If an online calculator was designed that prescribed the various valuation rates so it was unchallengeable but those rates favoured freeholders and increased the cost of enfranchisement, then it would be disastrous for leaseholders for ever more!
I felt uncomfortable reading this report. I was hoping for a leaseholder friendly document full of proposals that would help leaseholders and reduce the cost of enfranchisement, instead there are endless options, and areas put forward for discussion and various figures that must be debated and agreed on. For me here lies the very heart of the problem with the LC’s proposals.
The choices proposed are so numerous to be paralysing and will be largely indecipherable to leaseholders. However, the LC were originally tasked by government to make this whole thing simpler. Instead we are presented with a complex set of choices that can be mixed and matched and there are various computations which must be examined and debated. Who will ultimately decide on the various rates to be used in the complex valuation of enfranchisements? However well-educated Boris is, I doubt he is an expert in enfranchisement and the same goes for the Secretary of State, so who will decide and influence these rates? Will it be working groups of leaseholders who decide? Not on your Nelly, they would never allow that.
When the time comes for these decisions to be made, they will have to turn to enfranchisement professionals. If we are basing any future changes on the existing leasehold system, these guys and gals are the only people who really understand it. Therefore, the voices that will be consulted when it’s time to prescribe these various rates will be the professionals of the freeholders. Leaseholders don’t pay lawyers and valuers on retention to protect their political interests, only the freeholders can afford that. Leaseholders are not experts on the complex minutia of leasehold valuation principles, freeholders and their representatives are. Leaseholders are not a well-funded cohesive group prepared to pay lobbyists to influence potential reform, they are just individuals looking to live their lives free from the rapacious machinations of their freeholder.
So, after all the consultations we have filled out, all the meetings we attended to let our voices be heard and all the nervous waiting we endured over the last year for the Law Commission’s report on valuations, we have this door-stopper of a document to show for it. We wanted clear simple radical reform and it looks like we have tinkering around the edges of the god-awful old feudal leasehold system.
I personally find it wholly disappointing and hugely underwhelming, a big flaccid damp squib.I could well be wrong though and I really hope that I am.
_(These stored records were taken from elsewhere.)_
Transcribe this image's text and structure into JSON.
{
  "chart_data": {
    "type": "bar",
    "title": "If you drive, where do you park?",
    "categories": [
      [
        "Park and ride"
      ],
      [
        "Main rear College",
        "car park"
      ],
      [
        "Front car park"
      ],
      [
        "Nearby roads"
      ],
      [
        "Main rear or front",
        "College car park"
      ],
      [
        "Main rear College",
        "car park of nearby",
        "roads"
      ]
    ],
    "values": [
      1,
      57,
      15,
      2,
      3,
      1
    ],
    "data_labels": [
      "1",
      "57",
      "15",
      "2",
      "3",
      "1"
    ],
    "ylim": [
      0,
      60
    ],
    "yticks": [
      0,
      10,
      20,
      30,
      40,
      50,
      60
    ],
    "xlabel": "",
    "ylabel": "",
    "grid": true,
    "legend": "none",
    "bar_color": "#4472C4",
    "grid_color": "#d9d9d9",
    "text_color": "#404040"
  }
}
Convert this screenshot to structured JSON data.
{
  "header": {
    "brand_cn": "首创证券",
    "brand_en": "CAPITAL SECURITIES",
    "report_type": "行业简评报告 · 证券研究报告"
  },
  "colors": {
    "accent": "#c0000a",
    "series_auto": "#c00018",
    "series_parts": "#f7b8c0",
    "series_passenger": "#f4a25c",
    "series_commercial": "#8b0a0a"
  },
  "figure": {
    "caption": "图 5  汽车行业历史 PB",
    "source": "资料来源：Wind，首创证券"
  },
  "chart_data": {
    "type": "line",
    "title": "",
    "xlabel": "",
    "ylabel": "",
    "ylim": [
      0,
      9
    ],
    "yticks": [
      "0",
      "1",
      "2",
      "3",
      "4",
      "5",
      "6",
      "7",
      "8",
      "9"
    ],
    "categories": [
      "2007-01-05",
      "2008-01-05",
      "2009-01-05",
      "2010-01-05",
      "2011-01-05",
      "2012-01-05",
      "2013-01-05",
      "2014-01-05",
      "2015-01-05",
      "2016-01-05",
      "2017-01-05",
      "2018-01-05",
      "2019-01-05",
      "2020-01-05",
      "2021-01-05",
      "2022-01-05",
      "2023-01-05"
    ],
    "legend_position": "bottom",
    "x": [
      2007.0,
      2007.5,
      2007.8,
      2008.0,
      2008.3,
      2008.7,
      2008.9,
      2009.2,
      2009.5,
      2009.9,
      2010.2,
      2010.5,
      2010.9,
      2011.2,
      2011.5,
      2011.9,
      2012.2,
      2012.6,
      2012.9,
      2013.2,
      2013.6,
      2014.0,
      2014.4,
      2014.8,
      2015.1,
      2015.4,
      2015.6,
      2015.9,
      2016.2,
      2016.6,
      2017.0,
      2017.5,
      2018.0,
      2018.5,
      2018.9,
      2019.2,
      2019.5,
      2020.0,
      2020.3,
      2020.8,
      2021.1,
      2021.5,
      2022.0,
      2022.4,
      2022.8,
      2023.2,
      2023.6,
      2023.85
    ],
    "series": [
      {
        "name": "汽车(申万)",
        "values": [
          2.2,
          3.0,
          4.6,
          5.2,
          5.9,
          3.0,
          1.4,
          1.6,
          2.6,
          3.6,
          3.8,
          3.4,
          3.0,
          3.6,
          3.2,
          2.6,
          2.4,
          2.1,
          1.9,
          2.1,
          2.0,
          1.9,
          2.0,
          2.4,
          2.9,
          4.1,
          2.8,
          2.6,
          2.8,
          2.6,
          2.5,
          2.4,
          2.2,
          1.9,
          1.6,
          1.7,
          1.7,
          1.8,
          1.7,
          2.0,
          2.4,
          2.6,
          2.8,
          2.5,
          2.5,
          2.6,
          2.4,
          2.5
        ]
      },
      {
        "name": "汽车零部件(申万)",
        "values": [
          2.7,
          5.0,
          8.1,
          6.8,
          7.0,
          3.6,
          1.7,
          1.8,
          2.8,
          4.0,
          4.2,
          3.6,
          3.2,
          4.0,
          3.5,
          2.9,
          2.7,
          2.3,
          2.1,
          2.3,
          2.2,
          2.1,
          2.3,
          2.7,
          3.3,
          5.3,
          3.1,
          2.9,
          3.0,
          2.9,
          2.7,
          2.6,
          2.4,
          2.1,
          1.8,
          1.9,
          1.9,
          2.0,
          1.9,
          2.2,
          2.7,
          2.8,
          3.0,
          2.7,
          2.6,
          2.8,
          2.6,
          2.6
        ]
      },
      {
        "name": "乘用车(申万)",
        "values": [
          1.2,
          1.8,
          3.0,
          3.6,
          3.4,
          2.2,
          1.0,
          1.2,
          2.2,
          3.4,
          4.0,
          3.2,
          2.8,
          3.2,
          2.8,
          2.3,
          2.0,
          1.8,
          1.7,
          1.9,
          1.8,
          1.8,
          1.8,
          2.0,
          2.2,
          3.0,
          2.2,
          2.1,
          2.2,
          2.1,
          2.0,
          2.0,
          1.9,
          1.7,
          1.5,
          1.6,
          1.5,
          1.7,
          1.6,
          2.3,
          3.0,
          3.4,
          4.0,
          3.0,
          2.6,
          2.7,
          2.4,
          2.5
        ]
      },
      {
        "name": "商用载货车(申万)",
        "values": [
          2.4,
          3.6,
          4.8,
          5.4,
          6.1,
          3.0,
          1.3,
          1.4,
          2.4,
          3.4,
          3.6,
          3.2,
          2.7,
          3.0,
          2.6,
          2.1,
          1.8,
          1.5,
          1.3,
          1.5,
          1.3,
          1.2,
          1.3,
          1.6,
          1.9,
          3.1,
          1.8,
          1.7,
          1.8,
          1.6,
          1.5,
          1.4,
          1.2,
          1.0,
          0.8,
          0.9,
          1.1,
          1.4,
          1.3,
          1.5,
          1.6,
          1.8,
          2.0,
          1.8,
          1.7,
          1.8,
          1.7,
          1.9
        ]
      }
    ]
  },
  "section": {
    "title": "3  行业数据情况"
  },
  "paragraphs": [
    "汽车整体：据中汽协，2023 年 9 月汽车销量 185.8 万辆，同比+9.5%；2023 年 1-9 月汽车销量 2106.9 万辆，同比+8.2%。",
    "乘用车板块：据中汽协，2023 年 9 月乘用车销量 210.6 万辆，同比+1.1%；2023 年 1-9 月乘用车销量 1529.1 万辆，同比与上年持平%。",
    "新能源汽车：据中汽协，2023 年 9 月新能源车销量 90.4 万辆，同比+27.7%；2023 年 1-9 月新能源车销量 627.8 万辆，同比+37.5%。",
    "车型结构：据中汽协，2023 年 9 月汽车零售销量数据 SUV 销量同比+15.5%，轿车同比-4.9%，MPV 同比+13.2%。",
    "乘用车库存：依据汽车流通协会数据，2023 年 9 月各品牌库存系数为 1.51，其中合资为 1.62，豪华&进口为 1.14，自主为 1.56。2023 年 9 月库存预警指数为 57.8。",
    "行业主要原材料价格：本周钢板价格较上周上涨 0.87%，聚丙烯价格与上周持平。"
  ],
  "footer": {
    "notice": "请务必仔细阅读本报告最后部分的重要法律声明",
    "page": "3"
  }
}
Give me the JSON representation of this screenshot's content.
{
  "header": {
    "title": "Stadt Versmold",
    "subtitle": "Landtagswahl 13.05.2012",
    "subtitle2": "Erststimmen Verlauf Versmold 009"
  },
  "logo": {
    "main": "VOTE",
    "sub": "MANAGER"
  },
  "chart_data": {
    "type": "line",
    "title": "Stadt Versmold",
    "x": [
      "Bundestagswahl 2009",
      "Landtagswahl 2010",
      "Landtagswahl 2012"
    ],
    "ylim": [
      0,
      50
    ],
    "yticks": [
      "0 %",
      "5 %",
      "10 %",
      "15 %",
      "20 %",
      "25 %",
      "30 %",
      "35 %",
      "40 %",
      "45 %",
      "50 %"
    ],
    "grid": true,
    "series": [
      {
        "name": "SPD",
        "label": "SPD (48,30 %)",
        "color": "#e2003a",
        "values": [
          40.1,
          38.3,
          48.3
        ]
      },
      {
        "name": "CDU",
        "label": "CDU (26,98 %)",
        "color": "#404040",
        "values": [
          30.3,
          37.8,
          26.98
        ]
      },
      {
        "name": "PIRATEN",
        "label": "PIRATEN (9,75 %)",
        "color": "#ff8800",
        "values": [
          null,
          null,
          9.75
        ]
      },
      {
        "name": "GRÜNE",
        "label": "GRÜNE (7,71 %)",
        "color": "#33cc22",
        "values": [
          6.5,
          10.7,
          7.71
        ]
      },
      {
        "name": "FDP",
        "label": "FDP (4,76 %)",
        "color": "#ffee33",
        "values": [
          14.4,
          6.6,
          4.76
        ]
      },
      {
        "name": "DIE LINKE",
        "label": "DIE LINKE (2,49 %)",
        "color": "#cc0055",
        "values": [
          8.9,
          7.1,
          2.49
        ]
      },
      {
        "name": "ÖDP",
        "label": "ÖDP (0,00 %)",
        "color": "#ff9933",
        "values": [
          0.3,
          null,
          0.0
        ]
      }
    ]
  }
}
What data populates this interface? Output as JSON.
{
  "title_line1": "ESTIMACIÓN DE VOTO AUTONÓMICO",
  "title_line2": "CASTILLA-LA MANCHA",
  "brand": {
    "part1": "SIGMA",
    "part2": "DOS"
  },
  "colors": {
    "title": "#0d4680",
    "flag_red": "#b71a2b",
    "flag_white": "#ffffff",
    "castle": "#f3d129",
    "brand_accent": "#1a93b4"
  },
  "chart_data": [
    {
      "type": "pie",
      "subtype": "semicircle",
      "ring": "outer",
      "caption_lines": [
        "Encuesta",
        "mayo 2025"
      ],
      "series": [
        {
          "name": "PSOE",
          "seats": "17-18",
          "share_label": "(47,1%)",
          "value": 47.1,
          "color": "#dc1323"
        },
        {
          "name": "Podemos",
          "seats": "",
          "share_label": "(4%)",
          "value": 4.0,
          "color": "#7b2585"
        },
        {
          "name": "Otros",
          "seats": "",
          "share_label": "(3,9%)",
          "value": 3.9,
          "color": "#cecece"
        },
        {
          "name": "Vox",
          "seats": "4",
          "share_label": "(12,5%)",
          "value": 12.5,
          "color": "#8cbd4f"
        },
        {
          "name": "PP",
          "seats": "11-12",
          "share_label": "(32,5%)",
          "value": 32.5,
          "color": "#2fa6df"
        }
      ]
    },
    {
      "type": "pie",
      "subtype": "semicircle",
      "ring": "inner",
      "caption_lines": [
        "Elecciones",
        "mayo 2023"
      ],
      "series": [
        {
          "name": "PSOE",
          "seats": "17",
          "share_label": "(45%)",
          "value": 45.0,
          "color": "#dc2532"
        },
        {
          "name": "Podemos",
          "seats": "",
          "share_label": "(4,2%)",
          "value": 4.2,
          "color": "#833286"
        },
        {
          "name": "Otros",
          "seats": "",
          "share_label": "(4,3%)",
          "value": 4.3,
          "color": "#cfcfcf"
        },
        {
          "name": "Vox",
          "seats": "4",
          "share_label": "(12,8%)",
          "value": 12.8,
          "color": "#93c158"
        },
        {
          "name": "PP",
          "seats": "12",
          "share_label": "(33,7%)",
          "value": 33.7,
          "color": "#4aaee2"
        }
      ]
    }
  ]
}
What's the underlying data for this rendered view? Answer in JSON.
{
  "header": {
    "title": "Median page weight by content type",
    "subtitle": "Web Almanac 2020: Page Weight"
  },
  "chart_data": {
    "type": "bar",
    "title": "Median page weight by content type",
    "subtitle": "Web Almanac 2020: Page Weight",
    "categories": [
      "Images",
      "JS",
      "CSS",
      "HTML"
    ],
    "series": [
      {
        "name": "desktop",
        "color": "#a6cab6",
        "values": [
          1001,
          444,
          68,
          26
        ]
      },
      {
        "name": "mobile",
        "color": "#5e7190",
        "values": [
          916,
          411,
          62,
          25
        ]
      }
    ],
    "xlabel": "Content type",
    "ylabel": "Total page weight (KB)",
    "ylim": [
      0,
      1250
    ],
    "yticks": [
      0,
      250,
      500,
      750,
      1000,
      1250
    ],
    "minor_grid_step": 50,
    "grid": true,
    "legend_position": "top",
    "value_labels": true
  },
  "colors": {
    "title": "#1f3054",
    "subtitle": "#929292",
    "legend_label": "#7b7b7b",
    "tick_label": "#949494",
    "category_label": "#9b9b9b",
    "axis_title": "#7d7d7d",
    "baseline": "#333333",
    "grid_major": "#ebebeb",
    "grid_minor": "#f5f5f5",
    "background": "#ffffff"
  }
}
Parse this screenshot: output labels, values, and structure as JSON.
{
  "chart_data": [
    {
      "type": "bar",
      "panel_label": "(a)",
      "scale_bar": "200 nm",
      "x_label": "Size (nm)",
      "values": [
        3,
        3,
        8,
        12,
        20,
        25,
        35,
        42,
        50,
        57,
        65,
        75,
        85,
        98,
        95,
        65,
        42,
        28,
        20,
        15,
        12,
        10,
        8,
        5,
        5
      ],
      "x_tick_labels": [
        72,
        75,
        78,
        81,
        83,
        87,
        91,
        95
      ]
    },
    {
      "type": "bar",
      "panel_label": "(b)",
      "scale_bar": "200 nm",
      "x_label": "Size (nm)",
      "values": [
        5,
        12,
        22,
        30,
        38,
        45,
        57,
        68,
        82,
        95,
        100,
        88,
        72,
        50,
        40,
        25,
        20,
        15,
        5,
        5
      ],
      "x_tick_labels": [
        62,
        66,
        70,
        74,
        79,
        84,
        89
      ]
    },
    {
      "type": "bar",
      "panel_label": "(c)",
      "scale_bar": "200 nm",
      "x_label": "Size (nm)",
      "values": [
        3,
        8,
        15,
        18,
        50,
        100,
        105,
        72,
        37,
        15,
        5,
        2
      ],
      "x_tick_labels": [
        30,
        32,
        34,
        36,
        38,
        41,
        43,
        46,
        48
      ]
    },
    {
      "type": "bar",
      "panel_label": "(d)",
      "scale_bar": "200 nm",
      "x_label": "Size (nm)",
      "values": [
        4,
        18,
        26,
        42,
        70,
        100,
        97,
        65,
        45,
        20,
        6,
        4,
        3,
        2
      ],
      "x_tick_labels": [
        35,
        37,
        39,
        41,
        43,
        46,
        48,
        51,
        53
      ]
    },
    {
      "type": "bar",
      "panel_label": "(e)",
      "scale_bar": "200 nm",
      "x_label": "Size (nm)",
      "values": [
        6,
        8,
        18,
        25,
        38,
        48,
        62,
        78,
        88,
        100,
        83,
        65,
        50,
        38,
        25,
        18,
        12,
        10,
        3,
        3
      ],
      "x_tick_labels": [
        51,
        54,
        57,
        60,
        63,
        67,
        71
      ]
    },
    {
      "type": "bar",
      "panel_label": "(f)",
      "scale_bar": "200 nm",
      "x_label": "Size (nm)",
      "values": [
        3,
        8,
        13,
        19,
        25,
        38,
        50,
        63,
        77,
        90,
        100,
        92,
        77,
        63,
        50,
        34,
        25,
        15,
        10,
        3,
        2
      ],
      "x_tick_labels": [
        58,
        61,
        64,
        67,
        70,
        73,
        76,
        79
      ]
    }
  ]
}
The Law Commission have completed their task and it now sits firmly in the lap of the Government to decide just how radical their reforms will be. It has been our willingness to raise our voices and let the world know of our anger and disgust that has made leasehold political and given us a chance of meaningful legislative reform. We have one more push we have to do, one more effort we have to make to put sustained and continuous pressure on the government and your local MP to ensure that the government see leasehold as a political issue and realise that they have no option but to reform it.